NIGERIA – Reliance Health, a Lagos and Texas-based digital healthcare provider has raised US$40 million series B  funding to fuel its continued growth and service delivery in the continent.

The new round was led by General Atlantic and other participants including Partech, Picus Capital, Tencent Exploration, Africa Healthcare Master Fund, P1 Ventures, Laerdal Million Lives Fund, and M3 Inc.

The company was founded in 2016 by Femi Kuti, Opeyemi Olumekun, and Matthew Mayaki and will use a part of the funding to build two more clinic facilities in two Nigerian cities, Abuja and Port Harcourt.

It also intends to hire talent and scale new product lines, especially for Nigerians in the diaspora.

Reliance Health uses an integrated process to provide health insurance and telemedicine via partnerships with hospitals and healthcare facilities.

The platform has bundled both vital concepts so that users can get access to an integrated suite of healthcare products via subscriptions.

Some of that products are provided by Reliance Health directly, through its telemedicine platform, drug delivery system, and two clinics based in Lagos, Nigeria.

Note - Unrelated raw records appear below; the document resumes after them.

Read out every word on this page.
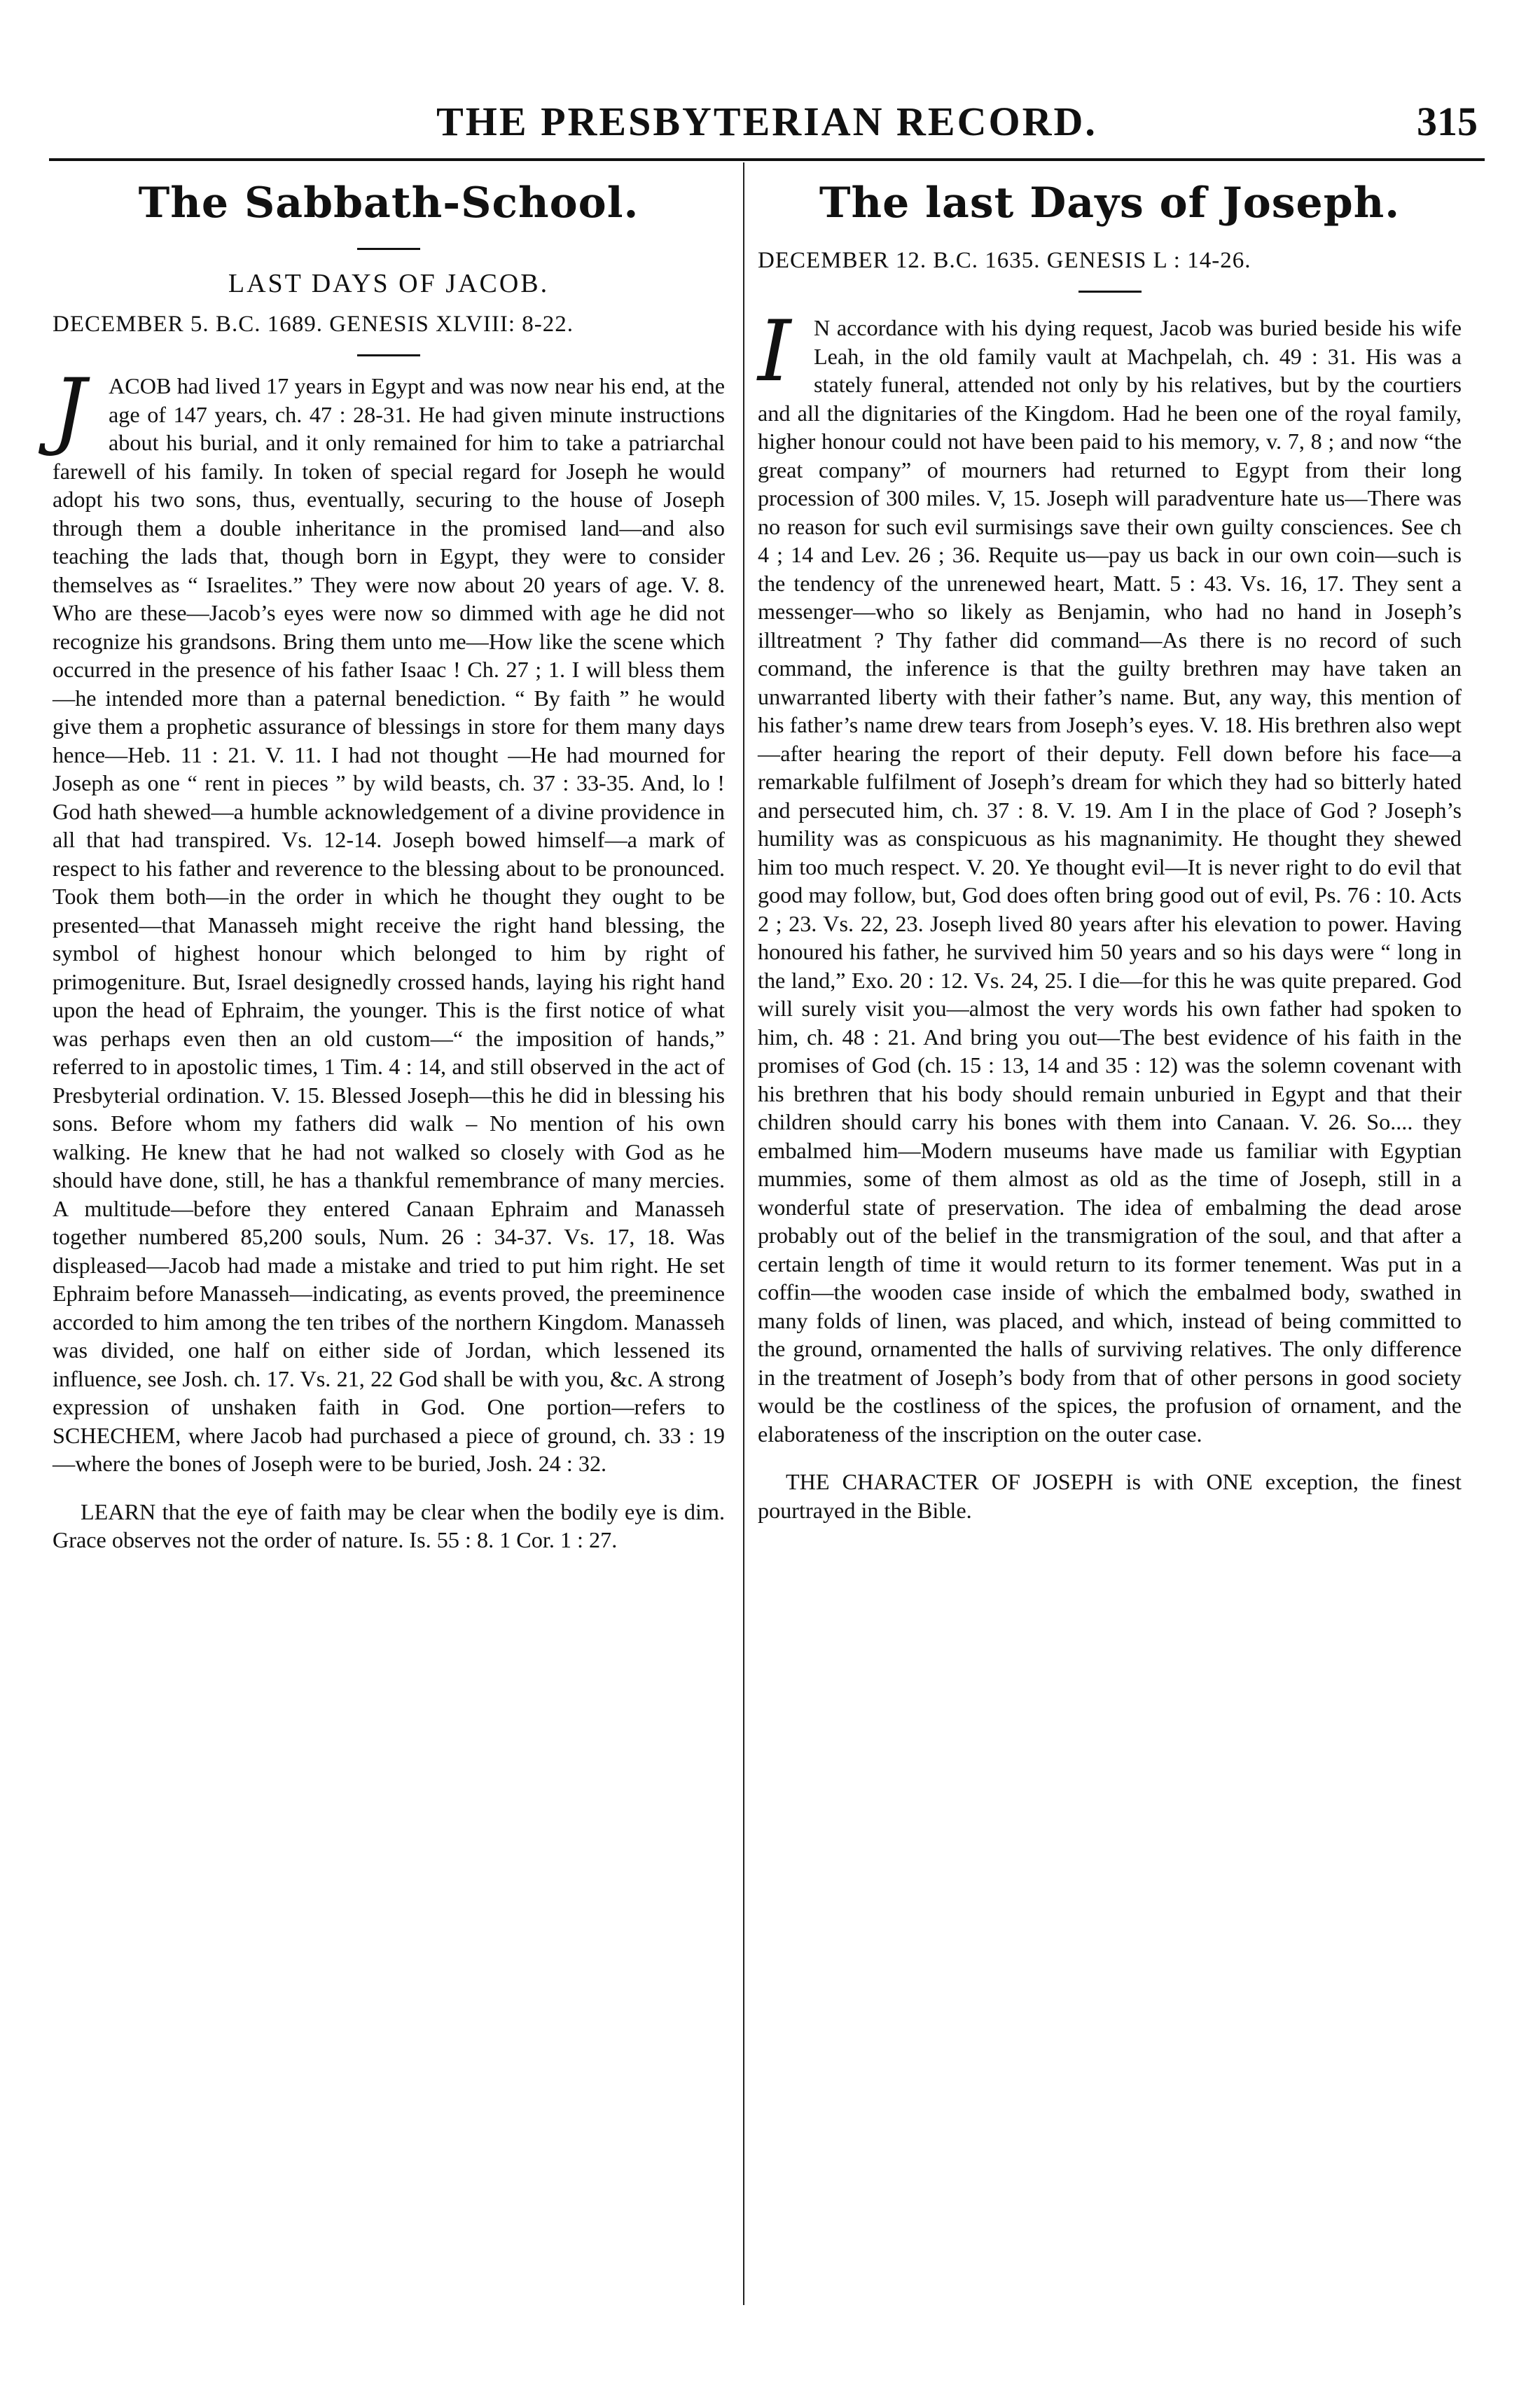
THE PRESBYTERIAN RECORD.	315
The Sabbath-School.
LAST DAYS OF JACOB.
DECEMBER 5. B.C. 1689. GENESIS XLVIII: 8-22.

JACOB had lived 17 years in Egypt and was now near his end, at the age of 147 years, ch. 47 : 28-31. He had given minute instructions about his burial, and it only remained for him to take a patriarchal farewell of his family. In token of special regard for Joseph he would adopt his two sons, thus, eventually, securing to the house of Joseph through them a double inheritance in the promised land—and also teaching the lads that, though born in Egypt, they were to consider themselves as “ Israelites.” They were now about 20 years of age. V. 8. Who are these—Jacob’s eyes were now so dimmed with age he did not recognize his grandsons. Bring them unto me—How like the scene which occurred in the presence of his father Isaac ! Ch. 27 ; 1. I will bless them—he intended more than a paternal benediction. “ By faith ” he would give them a prophetic assurance of blessings in store for them many days hence—Heb. 11 : 21. V. 11. I had not thought —He had mourned for Joseph as one “ rent in pieces ” by wild beasts, ch. 37 : 33-35. And, lo ! God hath shewed—a humble acknowledgement of a divine providence in all that had transpired. Vs. 12-14. Joseph bowed himself—a mark of respect to his father and reverence to the blessing about to be pronounced. Took them both—in the order in which he thought they ought to be presented—that Manasseh might receive the right hand blessing, the symbol of highest honour which belonged to him by right of primogeniture. But, Israel designedly crossed hands, laying his right hand upon the head of Ephraim, the younger. This is the first notice of what was perhaps even then an old custom—“ the imposition of hands,” referred to in apostolic times, 1 Tim. 4 : 14, and still observed in the act of Presbyterial ordination. V. 15. Blessed Joseph—this he did in blessing his sons. Before whom my fathers did walk – No mention of his own walking. He knew that he had not walked so closely with God as he should have done, still, he has a thankful remembrance of many mercies. A multitude—before they entered Canaan Ephraim and Manasseh together numbered 85,200 souls, Num. 26 : 34-37. Vs. 17, 18. Was displeased—Jacob had made a mistake and tried to put him right. He set Ephraim before Manasseh—indicating, as events proved, the preeminence accorded to him among the ten tribes of the northern Kingdom. Manasseh was divided, one half on either side of Jordan, which lessened its influence, see Josh. ch. 17. Vs. 21, 22 God shall be with you, &c. A strong expression of unshaken faith in God. One portion—refers to SCHECHEM, where Jacob had purchased a piece of ground, ch. 33 : 19—where the bones of Joseph were to be buried, Josh. 24 : 32.

LEARN that the eye of faith may be clear when the bodily eye is dim. Grace observes not the order of nature. Is. 55 : 8. 1 Cor. 1 : 27.

The last Days of Joseph.
DECEMBER 12. B.C. 1635. GENESIS L : 14-26.

I	N accordance with his dying request, Jacob was buried beside his wife Leah, in the old family vault at Machpelah, ch. 49 : 31. His was a stately funeral, attended not only by his relatives, but by the courtiers and all the dignitaries of the Kingdom. Had he been one of the royal family, higher honour could not have been paid to his memory, v. 7, 8 ; and now “the great company” of mourners had returned to Egypt from their long procession of 300 miles. V, 15. Joseph will paradventure hate us—There was no reason for such evil surmisings save their own guilty consciences. See ch 4 ; 14 and Lev. 26 ; 36. Requite us—pay us back in our own coin—such is the tendency of the unrenewed heart, Matt. 5 : 43. Vs. 16, 17. They sent a messenger—who so likely as Benjamin, who had no hand in Joseph’s illtreatment ? Thy father did command—As there is no record of such command, the inference is that the guilty brethren may have taken an unwarranted liberty with their father’s name. But, any way, this mention of his father’s name drew tears from Joseph’s eyes. V. 18. His brethren also wept—after hearing the report of their deputy. Fell down before his face—a remarkable fulfilment of Joseph’s dream for which they had so bitterly hated and persecuted him, ch. 37 : 8. V. 19. Am I in the place of God ? Joseph’s humility was as conspicuous as his magnanimity. He thought they shewed him too much respect. V. 20. Ye thought evil—It is never right to do evil that good may follow, but, God does often bring good out of evil, Ps. 76 : 10. Acts 2 ; 23. Vs. 22, 23. Joseph lived 80 years after his elevation to power. Having honoured his father, he survived him 50 years and so his days were “ long in the land,” Exo. 20 : 12. Vs. 24, 25. I die—for this he was quite prepared. God will surely visit you—almost the very words his own father had spoken to him, ch. 48 : 21. And bring you out—The best evidence of his faith in the promises of God (ch. 15 : 13, 14 and 35 : 12) was the solemn covenant with his brethren that his body should remain unburied in Egypt and that their children should carry his bones with them into Canaan. V. 26. So.... they embalmed him—Modern museums have made us familiar with Egyptian mummies, some of them almost as old as the time of Joseph, still in a wonderful state of preservation. The idea of embalming the dead arose probably out of the belief in the transmigration of the soul, and that after a certain length of time it would return to its former tenement. Was put in a coffin—the wooden case inside of which the embalmed body, swathed in many folds of linen, was placed, and which, instead of being committed to the ground, ornamented the halls of surviving relatives. The only difference in the treatment of Joseph’s body from that of other persons in good society would be the costliness of the spices, the profusion of ornament, and the elaborateness of the inscription on the outer case.

THE CHARACTER OF JOSEPH is with ONE exception, the finest pourtrayed in the Bible.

Others are provided via third-party partners such as hospitals, diagnostic centers, and pharmaceutical centers.

The platform operates business-to-business and business-to-customers models.

It has RelianceHMO, the company’s health insurance plan, where individuals can select monthly, quarterly, or yearly health plans ranging from ₦3,500 (US$7.00) to ₦148,500 (US$297.00).

On the other hand, businesses can make subscriptions on behalf of their employees, which are slightly cheaper than plans used by retail customers.

The healthtech has over 200,000 individuals in total from both models with the majority sticking with its business customers model.

The platform serves 600 of them, including Beiersdorf Nivea, Jumia, and PwC, while maintaining an attributable intention rate of 99%.

In addition, it has an app where customers can chat with a doctor, find healthcare providers near them to visit or get medications from and manage the delivery of their drugs.

Based on frequent usage, Femi said Reliance, for instance, could suggest lifestyle changes if a customer was diagnosed with diabetes and make hospital referrals if a user spent hours on the line at his last visit to the clinic.

The healthtech company plans to expand into new markets, with Egypt being top of that list. It eyes other two or three countries before the year runs out.